One Rod, One Run, One Late Brown: Lyn Davies's Spring 2026 Day on the River Towy
Angler Fishing3 min read

One Rod, One Run, One Late Brown: Lyn Davies's Spring 2026 Day on the River Towy

26 Apr 2026just nowBy Angler Fishing Desk· AI-assisted

Lyn Davies's spring 2026 day on the River Towy outside Llandeilo is a clean, single-rod fly-fishing piece - 10-foot 4-weight, duo rig in the morning, a swung spider phase that doesn't fire, and a late switch to a dry-fly olive emerger that finally puts a cracking wild brown on the bank as the wind drops.

Key Takeaways

  • 1."The Towy is most famous for its sea trout, known locally as Sewin, but it also offers some fantastic wild brown trout fishing," he says.
  • 2.What a smashing fish to end the day." The day closes the way most of his trips do - one rod packed away, one river fished, no posturing about the blank middle hours.
  • 3.Something small, natural looking," he says.

Welsh angler Lyn Davies's spring 2026 trip to the River Towy - the Tywi - just outside Llandeilo is the kind of single-rod, single-river fly-fishing piece that the channel has built its audience on.

The Towy's reputation rests on the sea-run brown trout that fill its lower reaches each season - the Sewin.

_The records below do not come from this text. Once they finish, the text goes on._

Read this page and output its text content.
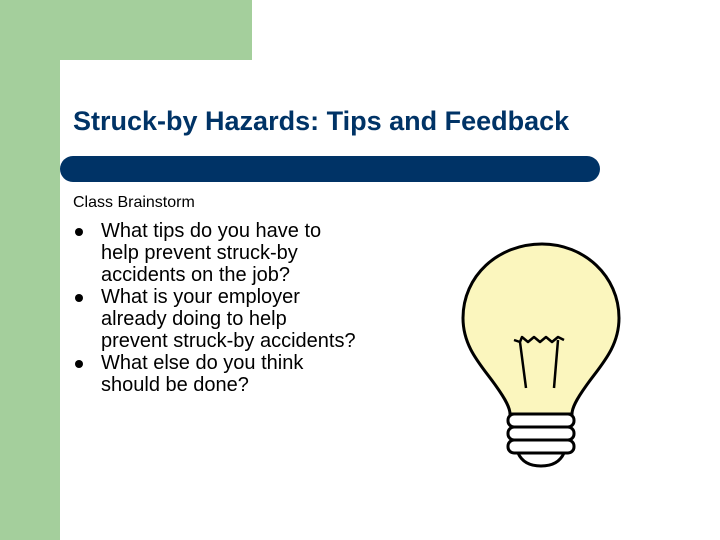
Struck-by Hazards: Tips and Feedback
Class Brainstorm
What tips do you have to help prevent struck-by accidents on the job?
What is your employer already doing to help prevent struck-by accidents?
What else do you think should be done?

Davies, however, is on the river for the resident wild browns.

"The Towy is most famous for its sea trout, known locally as Sewin, but it also offers some fantastic wild brown trout fishing," he says.

He rigs one rod for the day. A 10-foot, four-weight that handles dry flies, swung spiders or, at a push, a French leader. He chooses a duo - a small, natural nymph under a buoyant fly - to search the water.

"Just over a 2-ft drop shot to it. Let's choose a nymph. Something small, natural looking," he says. "There we go. The duo. Little bit of Mucilin on my fly line. Not too much. Just enough to keep that line floating high."

A cross-river south-easterly wind cuts the morning's casts in half.

"I'm not loving this southeasterly wind," Davies says. "Oh, well. It is what it is."

"Stone Pool. Wow. This has changed," he says. "That shingle bank never used to be there. Never ceases to amaze me just how much a river changes over time."

The rises start when the Grannom finally emerge - the small dark sedge that drives spring rises on a river like this. Davies switches to a single olive emerger to ambush the splashy takes.

"Just seen a rise. And again. I think these fish are taking the emerging Grannom," he says. "My trusty olive emerger might do the trick. Right. See if we can ambush these fish."

He wades to within reach of two visible fish on the far bank, has to back off, and admits the morning has gone the wrong way.

"It's not happening, guys," he says. "At least we've seen some fish moving. So that's a good sign."

The afternoon shifts the day. The wind drops. A first cast on a new pool produces a small fish that takes too aggressively for its size.

"First cast," he says. "I think you've bitten off more than you can chew there, fella. Go on, you little rascal, you."

The fish that defines the trip comes a few casts later, on water Davies has clearly been reading carefully.

"That's a better cast. Right, here we go. Here we go," he says as the line lifts. "Now then, that feels better. That's a better fish. Oh, that was a cracking take. I had a feeling we'd have him. Come on, boyo. In you come. Great stuff. What a smashing fish to end the day."

"Another fabulous day on the river. Tired, but happy," Davies says.

For the audience that follows him, that is the point. The Towy is a river that has changed, and will change again, and rewards anglers who keep coming back.